In deze zaak heeft de Centrale Raad van Beroep op 1 juli 2021 uitspraak gedaan in hoger beroep tegen een eerdere uitspraak van de rechtbank Den Haag. De appellant, een voormalig lid van het beroepspersoneel van de Koninklijke Luchtmacht, was in geschil met de Staatssecretaris van Defensie over de restitutieverplichting van opleidingskosten na beëindiging van zijn dienstverband. De staatssecretaris had bepaald dat de beëindiging van het dienstverband per 16 oktober 2017 resulteerde in een resterende restitutieverplichting van € 6.577,40. De appellant stelde echter dat de restitutieverplichting pas inging op de datum van zijn aanstelling, 17 augustus 2010, en dat er op het moment van zijn ontslag geen resterende restitutieverplichting meer bestond.
De Raad oordeelde dat de staatssecretaris de restitutieverplichting niet correct had vastgesteld. De Nota van 3 juni 2008 en bijlage B gaven aan dat de datum van aanstelling als ingangsdatum voor de restitutieverplichting moest worden beschouwd. De Raad concludeerde dat de staatssecretaris niet de bevoegdheid had om de ingangsdatum van de restitutieverplichting te wijzigen naar 27 mei 2011, zoals hij had gedaan.

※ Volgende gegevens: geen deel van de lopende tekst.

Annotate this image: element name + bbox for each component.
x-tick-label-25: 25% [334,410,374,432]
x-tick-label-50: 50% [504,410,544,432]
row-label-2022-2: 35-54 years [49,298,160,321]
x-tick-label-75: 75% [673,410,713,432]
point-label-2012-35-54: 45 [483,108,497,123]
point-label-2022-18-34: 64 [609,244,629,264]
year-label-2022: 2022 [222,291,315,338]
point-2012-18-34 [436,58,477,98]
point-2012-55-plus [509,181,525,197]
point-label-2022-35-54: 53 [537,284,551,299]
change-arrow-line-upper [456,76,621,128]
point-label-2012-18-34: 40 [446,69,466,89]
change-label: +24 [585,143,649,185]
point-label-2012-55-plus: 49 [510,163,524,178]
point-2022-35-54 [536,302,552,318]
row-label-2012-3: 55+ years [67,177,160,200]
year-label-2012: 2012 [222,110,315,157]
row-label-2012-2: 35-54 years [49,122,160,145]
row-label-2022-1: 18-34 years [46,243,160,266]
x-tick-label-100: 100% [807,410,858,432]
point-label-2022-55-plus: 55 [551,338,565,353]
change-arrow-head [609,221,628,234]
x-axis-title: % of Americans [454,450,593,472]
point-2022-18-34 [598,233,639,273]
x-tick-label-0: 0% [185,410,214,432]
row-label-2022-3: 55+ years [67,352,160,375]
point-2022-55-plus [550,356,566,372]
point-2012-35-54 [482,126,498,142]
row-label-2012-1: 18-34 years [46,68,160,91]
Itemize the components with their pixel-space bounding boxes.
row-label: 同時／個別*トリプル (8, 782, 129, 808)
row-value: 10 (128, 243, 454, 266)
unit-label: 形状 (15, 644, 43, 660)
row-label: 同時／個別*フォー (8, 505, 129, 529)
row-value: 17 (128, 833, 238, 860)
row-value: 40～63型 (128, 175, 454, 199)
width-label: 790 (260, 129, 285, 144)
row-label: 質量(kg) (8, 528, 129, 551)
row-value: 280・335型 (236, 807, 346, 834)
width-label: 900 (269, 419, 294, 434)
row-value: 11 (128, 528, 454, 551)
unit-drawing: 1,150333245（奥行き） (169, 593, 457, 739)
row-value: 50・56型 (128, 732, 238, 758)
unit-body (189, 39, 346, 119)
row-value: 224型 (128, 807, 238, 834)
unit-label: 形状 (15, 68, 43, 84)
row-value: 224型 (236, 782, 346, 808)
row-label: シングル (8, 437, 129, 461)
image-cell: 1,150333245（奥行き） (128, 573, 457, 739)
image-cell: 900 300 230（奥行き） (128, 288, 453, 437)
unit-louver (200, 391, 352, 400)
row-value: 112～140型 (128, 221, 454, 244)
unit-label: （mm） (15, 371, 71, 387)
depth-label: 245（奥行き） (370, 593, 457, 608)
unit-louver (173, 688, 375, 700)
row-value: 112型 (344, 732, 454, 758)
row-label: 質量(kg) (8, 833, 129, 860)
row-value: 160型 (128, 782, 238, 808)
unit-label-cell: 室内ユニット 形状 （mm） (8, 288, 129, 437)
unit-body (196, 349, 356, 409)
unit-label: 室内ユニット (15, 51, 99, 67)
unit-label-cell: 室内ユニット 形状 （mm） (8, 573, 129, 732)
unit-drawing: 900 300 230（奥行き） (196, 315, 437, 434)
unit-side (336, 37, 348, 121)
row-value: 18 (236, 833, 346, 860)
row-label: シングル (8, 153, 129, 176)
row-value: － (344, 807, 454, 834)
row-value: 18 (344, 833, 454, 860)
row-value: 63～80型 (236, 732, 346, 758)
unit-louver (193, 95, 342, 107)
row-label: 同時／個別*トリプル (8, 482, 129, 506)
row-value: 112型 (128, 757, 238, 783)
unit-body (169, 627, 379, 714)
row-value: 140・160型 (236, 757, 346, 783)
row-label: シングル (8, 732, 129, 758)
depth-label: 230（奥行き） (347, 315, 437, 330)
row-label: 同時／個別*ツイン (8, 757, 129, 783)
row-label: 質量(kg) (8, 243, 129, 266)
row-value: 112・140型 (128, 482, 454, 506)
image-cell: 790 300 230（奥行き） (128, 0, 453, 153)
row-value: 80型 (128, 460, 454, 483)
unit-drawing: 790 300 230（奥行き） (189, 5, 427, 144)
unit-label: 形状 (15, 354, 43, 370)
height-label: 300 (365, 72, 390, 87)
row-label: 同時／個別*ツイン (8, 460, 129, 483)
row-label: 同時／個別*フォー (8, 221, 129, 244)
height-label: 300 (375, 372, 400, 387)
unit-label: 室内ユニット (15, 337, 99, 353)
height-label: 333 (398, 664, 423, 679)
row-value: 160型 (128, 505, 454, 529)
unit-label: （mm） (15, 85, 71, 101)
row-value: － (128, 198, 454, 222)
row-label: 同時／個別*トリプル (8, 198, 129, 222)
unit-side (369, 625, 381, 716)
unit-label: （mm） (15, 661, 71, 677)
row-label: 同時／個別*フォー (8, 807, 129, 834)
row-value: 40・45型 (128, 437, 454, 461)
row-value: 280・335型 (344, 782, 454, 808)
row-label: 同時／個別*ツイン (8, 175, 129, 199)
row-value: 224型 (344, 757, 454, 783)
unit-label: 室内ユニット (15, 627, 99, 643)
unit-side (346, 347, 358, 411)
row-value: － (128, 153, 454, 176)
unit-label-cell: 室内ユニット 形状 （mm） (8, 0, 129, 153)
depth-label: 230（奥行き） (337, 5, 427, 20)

Hierdoor werd de uitspraak van de rechtbank vernietigd en het beroep van de appellant gegrond verklaard.
De Raad herroept het besluit van 5 oktober 2017 en veroordeelt de staatssecretaris in de kosten van de appellant, die in totaal € 3.526,- bedragen. Tevens wordt het griffierecht van € 429,- aan de appellant vergoed. Deze uitspraak benadrukt het belang van duidelijke communicatie over restitutieverplichtingen en de noodzaak voor bestuursorganen om zich aan de geldende regels te houden.